Same with the ice bath. It may feel like you're doing something proactive when it comes to the goal of mitigating the physical stress of hard training, but in fact it might actually be screwing up the natural healing processes at work. It may be setting you back.

This is bad news in that it was nice to believe there was a tool to help counter the general feeling like you've been crushed by a runaway cement truck, but the good news in that you can guiltlessly cut a ritual that is something less than enjoyable.

Studies have put the recovery process under the microscope, with a stopwatch. Do a monster workout or a hard race, and about three hours later, a class of white blood cells generated in the bone marrow--neutrophils--are deployed to the stressed tissues. Neutrophils are the first responders of the inflammatory system, following chemical signals as they pass through both blood vessels and interstitial tissues to get to where they're needed. For up to 24 hours, neutrophils busily clean waste products out of the cells and blood. Lymphocytes join in after about half a day and continue restoration for up to three days.

When it comes to the circulation of blood and lymph, more is better, and this is one reason why compression technologies have become standard in performance athletics, with compression socks, tights, and NormaTec inflatable compression. The general idea is this: Wearing compression after a workout will increase venous blood flow and thereby improve recovery. Bam.

A 2015 study on compression socks was more specific to triathletes. Published in the Journal of Strength and Conditioning Research, the researchers wanted to see what recovery enhancements, if any, were enabled by compression wear. Thirty-three runners were given a graded treadmill test two weeks before and two weeks after their marathon races. The tests were the real thing: Runners had to go to exhaustion, where their maximum heart rates were recorded.

The test group wore a pair of compression socks for 48 hours following their marathon efforts.
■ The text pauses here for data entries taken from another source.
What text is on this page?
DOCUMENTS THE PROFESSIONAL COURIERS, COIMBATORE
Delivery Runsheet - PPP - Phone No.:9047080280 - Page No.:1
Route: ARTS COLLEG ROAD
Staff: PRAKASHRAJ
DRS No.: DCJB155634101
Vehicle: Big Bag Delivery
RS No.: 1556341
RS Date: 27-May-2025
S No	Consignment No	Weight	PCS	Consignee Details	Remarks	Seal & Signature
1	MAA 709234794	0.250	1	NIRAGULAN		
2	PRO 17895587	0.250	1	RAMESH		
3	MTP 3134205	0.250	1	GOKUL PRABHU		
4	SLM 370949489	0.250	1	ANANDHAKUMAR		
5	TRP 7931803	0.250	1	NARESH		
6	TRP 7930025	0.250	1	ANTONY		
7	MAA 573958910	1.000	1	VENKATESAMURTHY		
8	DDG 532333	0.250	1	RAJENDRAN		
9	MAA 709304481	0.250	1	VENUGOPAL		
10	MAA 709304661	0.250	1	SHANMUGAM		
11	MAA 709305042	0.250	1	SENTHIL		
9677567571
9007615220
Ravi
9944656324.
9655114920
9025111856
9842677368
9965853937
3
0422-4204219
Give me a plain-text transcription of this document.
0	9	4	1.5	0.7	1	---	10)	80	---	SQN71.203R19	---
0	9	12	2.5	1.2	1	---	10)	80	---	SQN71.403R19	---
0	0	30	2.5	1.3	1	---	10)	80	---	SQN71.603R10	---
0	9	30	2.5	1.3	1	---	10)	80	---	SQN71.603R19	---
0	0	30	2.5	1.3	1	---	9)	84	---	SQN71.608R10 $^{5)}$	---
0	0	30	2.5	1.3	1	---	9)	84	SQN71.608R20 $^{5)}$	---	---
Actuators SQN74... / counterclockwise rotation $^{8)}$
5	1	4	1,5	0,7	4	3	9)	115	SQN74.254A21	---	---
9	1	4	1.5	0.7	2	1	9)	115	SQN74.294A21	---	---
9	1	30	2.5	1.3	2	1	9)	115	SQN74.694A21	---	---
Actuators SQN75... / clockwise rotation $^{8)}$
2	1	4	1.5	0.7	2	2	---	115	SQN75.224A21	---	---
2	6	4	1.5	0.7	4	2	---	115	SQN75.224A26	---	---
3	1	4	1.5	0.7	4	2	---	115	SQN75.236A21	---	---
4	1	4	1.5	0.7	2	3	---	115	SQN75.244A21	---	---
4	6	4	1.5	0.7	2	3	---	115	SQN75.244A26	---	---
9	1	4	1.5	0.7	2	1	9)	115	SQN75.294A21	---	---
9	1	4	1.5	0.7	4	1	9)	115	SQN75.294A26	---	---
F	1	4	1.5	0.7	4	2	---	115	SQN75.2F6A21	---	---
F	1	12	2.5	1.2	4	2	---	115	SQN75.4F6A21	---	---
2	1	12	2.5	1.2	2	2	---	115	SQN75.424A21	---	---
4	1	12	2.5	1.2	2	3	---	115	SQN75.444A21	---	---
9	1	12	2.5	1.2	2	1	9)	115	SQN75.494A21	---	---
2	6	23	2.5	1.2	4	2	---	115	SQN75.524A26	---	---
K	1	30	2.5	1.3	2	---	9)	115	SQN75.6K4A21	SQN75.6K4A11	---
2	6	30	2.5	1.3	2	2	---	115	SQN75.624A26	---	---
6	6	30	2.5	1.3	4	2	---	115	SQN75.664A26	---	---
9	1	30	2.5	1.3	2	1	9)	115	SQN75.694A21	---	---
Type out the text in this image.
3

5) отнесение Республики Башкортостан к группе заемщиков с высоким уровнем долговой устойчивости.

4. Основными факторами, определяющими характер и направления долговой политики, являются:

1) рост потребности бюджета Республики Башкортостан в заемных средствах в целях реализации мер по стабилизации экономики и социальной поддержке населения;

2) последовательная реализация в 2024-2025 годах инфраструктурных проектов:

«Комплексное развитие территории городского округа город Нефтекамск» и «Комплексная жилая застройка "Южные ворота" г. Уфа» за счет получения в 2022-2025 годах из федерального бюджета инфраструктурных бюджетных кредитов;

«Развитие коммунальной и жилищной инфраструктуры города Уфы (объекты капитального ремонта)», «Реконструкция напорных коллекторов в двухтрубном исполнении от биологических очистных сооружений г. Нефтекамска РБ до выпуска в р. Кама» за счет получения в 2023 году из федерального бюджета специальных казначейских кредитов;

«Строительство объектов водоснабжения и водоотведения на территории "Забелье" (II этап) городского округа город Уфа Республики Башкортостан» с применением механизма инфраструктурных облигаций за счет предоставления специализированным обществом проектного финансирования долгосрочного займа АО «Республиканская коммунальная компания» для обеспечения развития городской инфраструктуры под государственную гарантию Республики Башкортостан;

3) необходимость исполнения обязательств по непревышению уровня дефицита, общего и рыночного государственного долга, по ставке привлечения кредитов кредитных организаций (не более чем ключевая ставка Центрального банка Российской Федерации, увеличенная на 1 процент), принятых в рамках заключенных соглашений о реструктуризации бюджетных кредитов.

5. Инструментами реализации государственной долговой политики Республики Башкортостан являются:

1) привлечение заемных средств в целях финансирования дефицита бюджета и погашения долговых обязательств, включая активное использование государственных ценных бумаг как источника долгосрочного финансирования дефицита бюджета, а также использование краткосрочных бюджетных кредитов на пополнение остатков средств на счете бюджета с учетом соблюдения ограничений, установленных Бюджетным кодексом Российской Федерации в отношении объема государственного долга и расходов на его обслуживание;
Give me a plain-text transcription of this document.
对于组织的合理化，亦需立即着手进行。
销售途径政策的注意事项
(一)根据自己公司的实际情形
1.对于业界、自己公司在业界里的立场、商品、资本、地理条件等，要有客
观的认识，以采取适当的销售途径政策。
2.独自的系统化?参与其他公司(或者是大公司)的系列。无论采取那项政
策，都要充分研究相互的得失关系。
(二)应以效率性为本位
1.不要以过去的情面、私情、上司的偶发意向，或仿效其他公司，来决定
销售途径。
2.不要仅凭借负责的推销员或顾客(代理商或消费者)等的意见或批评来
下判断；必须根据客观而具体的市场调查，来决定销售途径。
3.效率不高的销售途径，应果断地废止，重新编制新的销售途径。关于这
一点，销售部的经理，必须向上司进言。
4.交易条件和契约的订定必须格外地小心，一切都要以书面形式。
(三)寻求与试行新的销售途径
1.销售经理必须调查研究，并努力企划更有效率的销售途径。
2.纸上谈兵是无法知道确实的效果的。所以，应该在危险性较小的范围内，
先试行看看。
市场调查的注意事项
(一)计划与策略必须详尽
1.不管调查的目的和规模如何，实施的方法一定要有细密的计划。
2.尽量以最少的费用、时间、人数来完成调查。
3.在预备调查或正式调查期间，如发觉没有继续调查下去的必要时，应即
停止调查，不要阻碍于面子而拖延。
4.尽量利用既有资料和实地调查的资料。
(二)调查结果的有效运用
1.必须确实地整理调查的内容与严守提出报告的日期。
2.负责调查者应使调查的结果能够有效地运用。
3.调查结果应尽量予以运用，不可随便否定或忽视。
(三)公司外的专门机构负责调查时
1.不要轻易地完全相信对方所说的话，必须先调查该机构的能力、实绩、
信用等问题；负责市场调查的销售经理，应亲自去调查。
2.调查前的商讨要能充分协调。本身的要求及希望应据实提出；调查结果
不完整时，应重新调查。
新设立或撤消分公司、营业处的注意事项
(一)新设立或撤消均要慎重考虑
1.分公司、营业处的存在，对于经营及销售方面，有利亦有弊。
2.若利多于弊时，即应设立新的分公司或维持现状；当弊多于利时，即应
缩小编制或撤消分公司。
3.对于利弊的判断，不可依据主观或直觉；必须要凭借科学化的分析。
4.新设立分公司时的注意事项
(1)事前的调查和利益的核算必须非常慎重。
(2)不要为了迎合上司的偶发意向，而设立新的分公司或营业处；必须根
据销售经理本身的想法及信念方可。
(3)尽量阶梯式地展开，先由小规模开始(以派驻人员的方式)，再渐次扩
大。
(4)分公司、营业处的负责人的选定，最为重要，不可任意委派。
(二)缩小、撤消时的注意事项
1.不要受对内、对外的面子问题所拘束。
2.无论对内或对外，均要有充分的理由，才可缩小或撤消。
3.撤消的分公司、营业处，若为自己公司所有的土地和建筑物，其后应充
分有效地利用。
The control group wore a set of placebo socks for the same period of time.

The results were striking: "In the compression group, average treadmill run to exhaustion time 2 weeks after the marathon increased by 2.6%," the research team wrote. "In the placebo group, run to exhaustion time decreased by 3.4%." One of the leading manufacturers of technical compression wear for triathletes is 2XU. Within their line is a pair of compression tights specifically made for recovery. The idea of medical compression is that the tight or sock acts like another layer of muscle, reducing the cavity of the veins and increasing circulation pressure. I would describe the feel of 2XU tights exactly like that: a very thin extra layer of muscle, shrink-wrapping your legs. Using Invista Lycra for the fabric, 2XU provides gradients of compression designed with the idea of flushing blood from the legs toward the heart. As 2XU states on their website, their "Recovery Compression Tights" are just that--designed strictly for recovery, not for use in races or while training.

From what I've gathered, the trick to using recovery compression effectively is to make it a habit--to view every moment that you're not training or racing as a moment that you could be using to accelerate recovery. Wearing the socks to work, for example. And then cruising around at home in the tights and even wearing them to bed. Significant others might have something to say about that, or at least think it's a bit weird. But that's triathlon.

Anything is better than an ice bath.